Андрей Тарковский: Сны и явь о доме | страница 59



А может быть, не столько Андрей Ольгу, сколько она опекала его, пока он в этом безотчетно нуждался? Опекала по-матерински. Как любящая женщина и как старший товарищ, так сказать. Под материнскую защиту и потянуло оказавшегося далеко от дома и тосковавшего по привычному укладу жизни Андрея, которому было тогда чуть больше двадцати. Нуждался он в ней, пока были там, в тайге. Недолгий срок.
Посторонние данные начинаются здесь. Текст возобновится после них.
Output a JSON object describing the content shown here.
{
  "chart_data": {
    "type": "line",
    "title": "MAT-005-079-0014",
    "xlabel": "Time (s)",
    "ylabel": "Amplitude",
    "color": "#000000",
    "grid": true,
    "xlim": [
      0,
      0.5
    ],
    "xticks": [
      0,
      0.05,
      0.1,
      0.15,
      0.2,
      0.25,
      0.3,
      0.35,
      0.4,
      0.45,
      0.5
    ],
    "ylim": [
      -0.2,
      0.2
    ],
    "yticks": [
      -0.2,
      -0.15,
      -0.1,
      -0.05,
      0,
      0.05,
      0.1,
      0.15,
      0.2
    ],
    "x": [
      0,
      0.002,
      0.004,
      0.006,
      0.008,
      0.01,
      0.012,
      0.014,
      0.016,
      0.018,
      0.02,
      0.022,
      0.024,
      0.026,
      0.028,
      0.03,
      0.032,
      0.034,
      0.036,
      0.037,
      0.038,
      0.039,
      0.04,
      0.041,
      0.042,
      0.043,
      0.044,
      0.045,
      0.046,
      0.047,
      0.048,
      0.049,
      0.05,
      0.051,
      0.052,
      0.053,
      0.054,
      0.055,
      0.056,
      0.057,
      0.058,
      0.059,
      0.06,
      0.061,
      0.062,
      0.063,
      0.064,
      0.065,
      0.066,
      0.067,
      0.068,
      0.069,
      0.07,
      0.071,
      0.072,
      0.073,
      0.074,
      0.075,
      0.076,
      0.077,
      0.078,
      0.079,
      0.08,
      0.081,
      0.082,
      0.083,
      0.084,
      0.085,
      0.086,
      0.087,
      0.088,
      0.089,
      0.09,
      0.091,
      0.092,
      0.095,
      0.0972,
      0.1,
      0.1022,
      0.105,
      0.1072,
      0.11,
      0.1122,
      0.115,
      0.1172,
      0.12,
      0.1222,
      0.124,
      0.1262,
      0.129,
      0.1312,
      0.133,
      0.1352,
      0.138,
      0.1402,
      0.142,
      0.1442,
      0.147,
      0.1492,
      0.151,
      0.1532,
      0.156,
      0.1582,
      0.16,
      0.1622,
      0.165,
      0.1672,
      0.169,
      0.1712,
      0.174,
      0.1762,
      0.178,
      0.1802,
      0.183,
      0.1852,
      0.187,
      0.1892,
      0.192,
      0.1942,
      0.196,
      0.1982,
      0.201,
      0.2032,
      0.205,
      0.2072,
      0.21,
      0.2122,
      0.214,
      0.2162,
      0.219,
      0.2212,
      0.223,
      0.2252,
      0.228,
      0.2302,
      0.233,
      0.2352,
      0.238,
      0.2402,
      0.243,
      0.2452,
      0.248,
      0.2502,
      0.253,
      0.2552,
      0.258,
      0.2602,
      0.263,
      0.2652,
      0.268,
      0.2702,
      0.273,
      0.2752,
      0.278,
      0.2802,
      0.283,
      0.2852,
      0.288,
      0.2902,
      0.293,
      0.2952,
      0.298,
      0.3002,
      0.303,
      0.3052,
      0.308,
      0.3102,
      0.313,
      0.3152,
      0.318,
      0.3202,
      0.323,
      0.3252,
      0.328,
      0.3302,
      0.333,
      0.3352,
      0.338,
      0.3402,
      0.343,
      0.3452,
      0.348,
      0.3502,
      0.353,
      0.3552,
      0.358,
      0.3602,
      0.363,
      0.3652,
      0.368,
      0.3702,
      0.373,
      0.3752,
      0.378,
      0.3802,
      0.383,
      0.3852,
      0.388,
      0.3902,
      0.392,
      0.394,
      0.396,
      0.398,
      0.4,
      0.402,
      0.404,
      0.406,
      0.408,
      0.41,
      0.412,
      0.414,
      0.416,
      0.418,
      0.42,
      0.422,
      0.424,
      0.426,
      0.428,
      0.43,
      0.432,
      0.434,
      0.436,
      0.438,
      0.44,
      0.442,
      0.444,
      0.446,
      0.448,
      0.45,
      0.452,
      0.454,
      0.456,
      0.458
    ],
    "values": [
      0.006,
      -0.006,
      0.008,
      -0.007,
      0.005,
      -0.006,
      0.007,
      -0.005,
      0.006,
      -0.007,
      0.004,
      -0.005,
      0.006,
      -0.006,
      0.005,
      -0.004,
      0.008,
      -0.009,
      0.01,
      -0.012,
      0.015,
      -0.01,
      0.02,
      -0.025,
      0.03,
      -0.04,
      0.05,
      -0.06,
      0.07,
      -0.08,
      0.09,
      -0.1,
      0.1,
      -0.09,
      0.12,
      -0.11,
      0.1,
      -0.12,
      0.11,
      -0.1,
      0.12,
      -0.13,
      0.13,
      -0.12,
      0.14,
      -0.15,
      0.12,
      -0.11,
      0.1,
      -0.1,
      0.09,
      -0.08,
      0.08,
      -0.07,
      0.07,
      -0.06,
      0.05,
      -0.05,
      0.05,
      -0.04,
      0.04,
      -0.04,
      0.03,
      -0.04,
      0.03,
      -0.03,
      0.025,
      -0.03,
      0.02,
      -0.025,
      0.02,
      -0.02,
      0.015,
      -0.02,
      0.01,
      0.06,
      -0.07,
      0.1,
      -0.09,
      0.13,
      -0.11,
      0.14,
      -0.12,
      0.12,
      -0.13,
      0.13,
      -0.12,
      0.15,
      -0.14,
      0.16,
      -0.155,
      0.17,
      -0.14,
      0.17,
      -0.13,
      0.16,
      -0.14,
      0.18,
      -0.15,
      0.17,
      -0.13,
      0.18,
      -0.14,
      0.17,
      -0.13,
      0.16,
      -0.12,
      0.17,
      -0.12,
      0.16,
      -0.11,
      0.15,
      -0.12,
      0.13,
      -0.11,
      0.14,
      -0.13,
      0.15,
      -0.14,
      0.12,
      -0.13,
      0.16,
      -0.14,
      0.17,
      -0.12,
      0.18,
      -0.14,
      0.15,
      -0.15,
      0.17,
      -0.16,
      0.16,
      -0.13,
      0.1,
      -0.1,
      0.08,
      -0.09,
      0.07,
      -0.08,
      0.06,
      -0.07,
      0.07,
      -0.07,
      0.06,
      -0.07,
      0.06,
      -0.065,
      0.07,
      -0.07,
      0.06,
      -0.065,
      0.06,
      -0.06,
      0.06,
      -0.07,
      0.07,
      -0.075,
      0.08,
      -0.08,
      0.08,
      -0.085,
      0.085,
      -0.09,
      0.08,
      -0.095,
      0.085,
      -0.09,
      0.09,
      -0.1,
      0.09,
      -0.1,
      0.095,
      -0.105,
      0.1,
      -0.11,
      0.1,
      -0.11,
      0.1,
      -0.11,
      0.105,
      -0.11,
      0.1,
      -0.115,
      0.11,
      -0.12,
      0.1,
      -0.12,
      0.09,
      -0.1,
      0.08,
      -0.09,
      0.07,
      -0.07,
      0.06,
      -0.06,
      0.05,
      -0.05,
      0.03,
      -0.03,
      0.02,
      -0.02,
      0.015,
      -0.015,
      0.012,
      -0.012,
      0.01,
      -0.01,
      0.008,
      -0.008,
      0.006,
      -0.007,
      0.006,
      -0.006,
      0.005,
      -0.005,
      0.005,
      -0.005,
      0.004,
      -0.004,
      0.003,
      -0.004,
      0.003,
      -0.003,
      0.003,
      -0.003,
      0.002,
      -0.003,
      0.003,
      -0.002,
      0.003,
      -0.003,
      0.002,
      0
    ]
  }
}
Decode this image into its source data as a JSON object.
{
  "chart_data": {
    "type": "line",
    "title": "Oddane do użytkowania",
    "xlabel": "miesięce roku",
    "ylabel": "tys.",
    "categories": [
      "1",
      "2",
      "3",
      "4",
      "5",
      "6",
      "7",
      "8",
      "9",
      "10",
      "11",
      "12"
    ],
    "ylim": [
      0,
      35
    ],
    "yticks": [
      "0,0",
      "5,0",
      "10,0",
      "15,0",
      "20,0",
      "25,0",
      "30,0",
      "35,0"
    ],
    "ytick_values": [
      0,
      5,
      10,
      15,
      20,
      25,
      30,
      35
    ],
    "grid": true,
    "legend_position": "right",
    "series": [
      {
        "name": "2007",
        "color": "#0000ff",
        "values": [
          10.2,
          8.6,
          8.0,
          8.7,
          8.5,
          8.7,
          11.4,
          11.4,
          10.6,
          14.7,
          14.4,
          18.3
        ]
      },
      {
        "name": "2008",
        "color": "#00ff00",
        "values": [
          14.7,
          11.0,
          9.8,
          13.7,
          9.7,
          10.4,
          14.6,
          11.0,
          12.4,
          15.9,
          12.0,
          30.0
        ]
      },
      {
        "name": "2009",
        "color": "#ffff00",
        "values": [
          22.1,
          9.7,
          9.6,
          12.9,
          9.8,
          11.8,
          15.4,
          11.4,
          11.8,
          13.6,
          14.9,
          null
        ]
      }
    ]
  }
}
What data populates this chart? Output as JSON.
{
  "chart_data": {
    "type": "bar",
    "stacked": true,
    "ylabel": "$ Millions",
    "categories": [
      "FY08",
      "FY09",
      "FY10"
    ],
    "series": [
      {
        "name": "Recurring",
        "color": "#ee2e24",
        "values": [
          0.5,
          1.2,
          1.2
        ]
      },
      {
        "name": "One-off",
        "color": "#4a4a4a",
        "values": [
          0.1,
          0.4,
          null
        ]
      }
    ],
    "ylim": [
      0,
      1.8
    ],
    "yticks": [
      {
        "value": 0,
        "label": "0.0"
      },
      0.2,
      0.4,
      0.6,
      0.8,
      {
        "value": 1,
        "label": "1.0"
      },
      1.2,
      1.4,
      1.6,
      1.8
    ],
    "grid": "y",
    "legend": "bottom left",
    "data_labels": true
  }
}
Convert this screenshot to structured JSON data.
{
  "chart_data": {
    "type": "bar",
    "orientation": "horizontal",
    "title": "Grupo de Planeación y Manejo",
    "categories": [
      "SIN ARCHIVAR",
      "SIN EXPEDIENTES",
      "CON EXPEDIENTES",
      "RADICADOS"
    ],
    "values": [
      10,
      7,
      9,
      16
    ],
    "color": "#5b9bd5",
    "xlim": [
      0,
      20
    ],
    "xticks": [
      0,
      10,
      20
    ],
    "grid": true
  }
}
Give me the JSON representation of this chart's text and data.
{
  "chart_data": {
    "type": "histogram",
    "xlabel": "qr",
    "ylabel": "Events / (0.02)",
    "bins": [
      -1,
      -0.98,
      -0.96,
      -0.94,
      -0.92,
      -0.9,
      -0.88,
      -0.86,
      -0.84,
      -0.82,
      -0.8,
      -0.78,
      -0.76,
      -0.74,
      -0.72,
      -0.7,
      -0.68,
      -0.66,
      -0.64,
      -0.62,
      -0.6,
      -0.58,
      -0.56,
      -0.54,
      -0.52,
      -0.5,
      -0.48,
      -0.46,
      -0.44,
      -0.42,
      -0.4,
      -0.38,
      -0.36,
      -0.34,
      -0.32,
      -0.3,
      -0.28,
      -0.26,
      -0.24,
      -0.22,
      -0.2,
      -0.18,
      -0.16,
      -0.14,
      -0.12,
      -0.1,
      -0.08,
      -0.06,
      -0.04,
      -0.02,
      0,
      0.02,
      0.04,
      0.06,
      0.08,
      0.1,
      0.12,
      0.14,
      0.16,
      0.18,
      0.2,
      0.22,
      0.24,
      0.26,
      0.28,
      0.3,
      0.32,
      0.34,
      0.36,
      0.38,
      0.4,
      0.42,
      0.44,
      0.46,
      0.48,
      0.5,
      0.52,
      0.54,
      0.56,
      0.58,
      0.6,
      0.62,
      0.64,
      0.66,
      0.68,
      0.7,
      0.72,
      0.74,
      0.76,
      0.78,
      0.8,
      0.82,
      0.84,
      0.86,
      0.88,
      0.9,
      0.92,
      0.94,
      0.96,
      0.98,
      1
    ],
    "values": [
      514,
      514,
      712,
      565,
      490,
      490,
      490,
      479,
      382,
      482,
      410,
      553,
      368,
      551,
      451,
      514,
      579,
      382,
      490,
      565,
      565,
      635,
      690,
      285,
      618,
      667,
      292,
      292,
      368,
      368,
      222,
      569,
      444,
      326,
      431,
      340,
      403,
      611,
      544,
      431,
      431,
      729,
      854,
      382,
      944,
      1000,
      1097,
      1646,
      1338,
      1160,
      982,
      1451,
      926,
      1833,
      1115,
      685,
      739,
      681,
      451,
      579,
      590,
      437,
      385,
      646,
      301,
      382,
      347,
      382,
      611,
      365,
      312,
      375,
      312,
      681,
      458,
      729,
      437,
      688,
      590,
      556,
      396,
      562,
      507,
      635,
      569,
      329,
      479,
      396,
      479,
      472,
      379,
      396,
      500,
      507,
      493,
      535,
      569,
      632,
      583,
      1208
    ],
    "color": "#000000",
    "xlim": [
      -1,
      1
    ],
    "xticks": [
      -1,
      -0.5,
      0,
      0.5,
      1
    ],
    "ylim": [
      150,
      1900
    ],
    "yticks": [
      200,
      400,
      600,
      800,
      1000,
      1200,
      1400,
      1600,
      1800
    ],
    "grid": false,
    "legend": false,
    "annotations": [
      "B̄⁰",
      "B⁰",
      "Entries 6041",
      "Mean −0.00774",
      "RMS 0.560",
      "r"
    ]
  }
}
Из экспедиции первой вернулась она. Несколько раз звонила ему домой. Однажды им удалось поговорить. Но потом вдруг на нее что-то «нашло». Она почувствовала, что больше не позвонит. «Помню, что я не плакала, не рыдала, как случалось со мною раньше, только на душе стало пусто и холодно. Я не сразу поняла, что не смогу разлюбить Андрея. Я надеялась, что время излечит. Но шли годы, и я никуда не могла уйти от этой любви. Так я и прожила жизнь с Андреем в душе и сердце. Чувство неосознанной вины перед ним сопровождало меня всю жизнь, и даже сознание того, что он, по-видимому, быстро разлюбил меня, не освободило меня от этого чувства»[49].

Вернулся Андрей из «сталинских» мест поздней осенью 1953-го, никого не предупредив ни письмом, ни телеграммой.

Какой след оставили в нем эти несколько месяцев непривычной и, надо сказать, довольно нелегкой жизни? Оправдались ли надежды матери на то, что таежные испытания, повседневный труд пробудят в сыне более серьезное отношение к жизни?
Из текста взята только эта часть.